Adenauer succeeded in giving the electorate the impression that the SPD was working closely with the Labor government in London to bring about a preliminary decision on the elections: “An absolutely deliberate game between the British government and the German Social Democrats in order to In this way, to give the German Social Democrats the nimbus of being the national party par excellence. ”That was pretty perfidious, because in reality the British military government in Germany supported the CDU, while London largely stayed out of it.

But Adenauer could also be tougher.

He insinuated that the SPD had massively violated German interests: “If it had been up to the wishes of the Allies and their German helpers, then a viable German state would have been made impossible.” The “German helpers” should of course be the Social Democrats.

The CDU chairman of the British zone (there was no federal party yet) also turned Schumacher's anti-Christian attacks against the SPD: “The church is and will remain the strongest enemy of this party!” In his typical way, he then exaggerated his statement: “ What is the world like?
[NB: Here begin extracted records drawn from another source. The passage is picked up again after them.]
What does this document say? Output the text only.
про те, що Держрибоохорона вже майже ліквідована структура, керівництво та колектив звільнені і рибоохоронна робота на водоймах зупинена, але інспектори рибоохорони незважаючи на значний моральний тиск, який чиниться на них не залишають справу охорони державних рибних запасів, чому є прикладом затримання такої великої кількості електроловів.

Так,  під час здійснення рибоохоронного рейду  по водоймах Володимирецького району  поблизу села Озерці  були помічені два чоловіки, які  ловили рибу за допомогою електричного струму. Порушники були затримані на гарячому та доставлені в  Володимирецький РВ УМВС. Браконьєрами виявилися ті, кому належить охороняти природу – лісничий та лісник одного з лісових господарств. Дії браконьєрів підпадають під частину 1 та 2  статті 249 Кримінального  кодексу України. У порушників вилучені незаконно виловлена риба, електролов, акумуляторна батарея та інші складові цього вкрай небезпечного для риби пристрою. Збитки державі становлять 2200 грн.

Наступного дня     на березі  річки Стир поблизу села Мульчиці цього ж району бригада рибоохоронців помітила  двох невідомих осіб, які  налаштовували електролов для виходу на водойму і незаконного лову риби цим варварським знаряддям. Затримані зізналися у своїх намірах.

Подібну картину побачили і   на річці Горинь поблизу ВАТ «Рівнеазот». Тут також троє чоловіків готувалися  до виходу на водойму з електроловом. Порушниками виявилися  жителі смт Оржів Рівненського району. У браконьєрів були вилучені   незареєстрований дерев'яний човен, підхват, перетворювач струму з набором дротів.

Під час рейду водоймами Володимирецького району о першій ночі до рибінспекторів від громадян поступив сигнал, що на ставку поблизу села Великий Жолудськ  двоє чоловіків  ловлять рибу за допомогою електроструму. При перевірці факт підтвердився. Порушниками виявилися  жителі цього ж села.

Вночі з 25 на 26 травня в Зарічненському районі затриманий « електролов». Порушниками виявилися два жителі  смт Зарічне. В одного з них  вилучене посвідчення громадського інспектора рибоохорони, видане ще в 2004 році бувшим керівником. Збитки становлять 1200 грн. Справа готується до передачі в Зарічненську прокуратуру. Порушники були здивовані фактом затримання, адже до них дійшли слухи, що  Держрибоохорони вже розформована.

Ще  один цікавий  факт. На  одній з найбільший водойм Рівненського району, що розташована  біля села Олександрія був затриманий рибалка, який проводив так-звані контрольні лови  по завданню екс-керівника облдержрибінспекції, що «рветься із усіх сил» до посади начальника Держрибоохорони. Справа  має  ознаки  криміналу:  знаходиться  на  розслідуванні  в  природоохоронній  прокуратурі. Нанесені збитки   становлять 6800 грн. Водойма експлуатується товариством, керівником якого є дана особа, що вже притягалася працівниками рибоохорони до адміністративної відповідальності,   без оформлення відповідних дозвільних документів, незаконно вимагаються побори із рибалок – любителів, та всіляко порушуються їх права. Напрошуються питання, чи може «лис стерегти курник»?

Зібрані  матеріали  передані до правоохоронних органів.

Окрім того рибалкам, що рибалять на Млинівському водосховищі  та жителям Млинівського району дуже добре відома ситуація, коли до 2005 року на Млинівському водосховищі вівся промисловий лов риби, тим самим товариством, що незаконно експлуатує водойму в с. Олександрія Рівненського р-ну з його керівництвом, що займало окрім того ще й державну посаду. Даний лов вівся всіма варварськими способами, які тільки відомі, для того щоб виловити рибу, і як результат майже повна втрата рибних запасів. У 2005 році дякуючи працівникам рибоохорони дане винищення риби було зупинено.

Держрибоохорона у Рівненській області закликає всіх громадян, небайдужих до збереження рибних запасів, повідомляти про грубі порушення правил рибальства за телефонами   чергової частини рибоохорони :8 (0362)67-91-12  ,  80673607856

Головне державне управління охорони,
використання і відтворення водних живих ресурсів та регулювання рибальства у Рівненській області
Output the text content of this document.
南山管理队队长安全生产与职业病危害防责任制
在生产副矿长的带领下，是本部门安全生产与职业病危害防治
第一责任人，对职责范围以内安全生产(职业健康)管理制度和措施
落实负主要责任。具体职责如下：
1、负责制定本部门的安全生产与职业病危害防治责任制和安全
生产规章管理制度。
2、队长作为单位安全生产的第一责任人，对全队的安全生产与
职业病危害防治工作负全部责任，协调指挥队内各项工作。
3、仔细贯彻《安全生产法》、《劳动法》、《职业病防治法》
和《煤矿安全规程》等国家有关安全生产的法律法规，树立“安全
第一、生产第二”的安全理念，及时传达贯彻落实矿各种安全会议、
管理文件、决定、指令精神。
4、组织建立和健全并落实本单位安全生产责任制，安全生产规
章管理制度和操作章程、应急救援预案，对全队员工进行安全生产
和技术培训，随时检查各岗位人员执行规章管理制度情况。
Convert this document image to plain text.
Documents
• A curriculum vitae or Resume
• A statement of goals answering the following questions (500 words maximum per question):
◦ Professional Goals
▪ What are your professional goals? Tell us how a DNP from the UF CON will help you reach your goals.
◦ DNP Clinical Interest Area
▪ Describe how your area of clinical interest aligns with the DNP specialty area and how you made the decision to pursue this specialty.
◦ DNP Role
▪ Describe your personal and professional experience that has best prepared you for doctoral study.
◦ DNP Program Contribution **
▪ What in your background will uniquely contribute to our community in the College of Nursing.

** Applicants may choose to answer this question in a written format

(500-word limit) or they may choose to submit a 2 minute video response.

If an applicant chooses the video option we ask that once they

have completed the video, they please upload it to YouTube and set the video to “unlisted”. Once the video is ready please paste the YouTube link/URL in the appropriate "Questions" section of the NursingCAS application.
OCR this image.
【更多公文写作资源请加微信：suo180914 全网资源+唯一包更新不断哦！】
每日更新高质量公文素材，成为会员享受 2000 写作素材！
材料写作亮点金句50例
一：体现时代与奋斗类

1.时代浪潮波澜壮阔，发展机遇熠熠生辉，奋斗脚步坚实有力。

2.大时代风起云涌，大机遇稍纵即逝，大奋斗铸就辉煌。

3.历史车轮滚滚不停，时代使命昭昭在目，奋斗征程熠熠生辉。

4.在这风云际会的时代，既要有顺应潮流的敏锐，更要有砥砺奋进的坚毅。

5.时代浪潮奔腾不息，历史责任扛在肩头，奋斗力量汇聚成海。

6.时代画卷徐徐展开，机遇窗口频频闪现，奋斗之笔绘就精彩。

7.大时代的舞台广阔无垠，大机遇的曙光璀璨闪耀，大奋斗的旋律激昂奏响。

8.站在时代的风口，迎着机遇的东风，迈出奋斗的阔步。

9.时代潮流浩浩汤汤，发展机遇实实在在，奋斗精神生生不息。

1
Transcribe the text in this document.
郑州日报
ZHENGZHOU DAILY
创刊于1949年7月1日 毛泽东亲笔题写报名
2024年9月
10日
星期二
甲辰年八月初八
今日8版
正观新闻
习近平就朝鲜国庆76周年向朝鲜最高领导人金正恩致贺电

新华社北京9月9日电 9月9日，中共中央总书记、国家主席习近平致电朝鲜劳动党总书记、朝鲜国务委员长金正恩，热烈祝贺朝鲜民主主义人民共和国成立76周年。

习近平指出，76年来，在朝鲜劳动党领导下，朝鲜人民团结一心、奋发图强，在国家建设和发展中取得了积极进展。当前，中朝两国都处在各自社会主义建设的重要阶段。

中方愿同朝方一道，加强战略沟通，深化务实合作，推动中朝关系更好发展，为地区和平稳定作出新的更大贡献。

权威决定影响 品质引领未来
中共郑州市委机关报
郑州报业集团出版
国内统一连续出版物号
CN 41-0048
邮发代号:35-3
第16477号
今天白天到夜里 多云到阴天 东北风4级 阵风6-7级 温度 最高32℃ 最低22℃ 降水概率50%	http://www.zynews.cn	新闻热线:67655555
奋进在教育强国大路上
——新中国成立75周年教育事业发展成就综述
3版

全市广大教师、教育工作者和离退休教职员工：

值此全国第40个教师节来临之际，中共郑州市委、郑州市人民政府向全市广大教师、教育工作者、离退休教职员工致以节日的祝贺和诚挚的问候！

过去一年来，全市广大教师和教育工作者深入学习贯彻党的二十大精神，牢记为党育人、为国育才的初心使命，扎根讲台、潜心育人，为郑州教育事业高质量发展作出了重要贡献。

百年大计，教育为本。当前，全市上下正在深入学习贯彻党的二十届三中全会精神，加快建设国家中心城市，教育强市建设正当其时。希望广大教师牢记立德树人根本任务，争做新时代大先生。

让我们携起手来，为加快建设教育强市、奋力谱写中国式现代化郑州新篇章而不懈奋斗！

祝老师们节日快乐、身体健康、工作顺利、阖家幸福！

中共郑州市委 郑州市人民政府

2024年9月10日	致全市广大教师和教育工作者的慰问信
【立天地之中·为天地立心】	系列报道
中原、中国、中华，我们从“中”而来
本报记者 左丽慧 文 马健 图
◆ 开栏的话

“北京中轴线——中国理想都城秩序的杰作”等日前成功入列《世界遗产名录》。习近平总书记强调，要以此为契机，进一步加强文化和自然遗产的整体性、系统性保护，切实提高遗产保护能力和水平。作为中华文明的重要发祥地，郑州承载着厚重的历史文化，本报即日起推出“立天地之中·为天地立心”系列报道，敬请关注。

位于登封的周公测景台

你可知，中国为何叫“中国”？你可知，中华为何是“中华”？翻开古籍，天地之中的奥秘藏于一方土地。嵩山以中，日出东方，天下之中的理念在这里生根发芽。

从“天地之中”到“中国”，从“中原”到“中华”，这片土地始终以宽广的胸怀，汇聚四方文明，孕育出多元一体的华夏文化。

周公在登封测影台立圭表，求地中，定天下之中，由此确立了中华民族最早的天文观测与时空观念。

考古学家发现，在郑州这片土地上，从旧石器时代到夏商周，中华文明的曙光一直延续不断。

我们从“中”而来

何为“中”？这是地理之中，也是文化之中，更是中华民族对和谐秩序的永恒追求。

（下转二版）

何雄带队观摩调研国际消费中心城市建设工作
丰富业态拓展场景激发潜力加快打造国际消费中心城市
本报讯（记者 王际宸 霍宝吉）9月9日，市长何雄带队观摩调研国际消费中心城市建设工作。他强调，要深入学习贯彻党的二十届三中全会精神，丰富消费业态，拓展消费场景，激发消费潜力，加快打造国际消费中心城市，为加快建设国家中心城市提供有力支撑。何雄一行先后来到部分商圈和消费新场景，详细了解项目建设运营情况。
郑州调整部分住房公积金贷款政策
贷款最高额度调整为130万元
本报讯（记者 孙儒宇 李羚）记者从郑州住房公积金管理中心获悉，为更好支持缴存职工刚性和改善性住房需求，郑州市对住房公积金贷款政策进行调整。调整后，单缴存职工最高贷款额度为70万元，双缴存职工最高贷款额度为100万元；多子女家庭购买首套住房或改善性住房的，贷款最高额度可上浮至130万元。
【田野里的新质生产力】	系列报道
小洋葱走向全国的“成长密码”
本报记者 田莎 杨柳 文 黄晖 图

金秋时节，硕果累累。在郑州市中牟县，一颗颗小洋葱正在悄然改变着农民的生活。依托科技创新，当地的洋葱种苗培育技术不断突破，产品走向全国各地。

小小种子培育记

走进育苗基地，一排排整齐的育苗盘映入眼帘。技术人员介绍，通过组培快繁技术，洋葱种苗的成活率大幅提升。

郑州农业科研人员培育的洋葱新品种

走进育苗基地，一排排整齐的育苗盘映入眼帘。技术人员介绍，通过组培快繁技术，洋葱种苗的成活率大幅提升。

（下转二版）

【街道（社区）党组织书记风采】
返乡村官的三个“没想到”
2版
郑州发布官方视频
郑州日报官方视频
On the one hand Soviet Russia, which is to be equated with Asia and which has now increased its power through a large part of China.

That power is consciously an enemy of Christianity, an enemy of God;

it wants to kill Christianity and the concept of God in people. "

A group of cyclists promotes the SPD on Frankfurt's Römerberg

Source: picture-alliance / dpa

On the other hand, Adenauer continued, “I tell you, we can only save Europe and our beloved fatherland for Christianity if those parties that have taken the protection and upkeep of Christianity on their banner participate in it Fight to win the Bundestag. "

That was pretty close to the famous election poster of the CDU from the next federal election campaign in 1953, which said: "All roads of Marxism lead to Moscow."

It was somewhat bold to associate the avowed anti-communist Kurt Schumacher with the Soviet Union.

After all, he had vehemently opposed the KPD's bid for a merger of the two workers' parties and thus accepted the split into the West and East SPD - the latter then immediately disappeared into the SED.

Election rally of the KPD in August 1949 in Hamburg

Source: picture-alliance / dpa

At the beginning of August 1949 the result was still completely open.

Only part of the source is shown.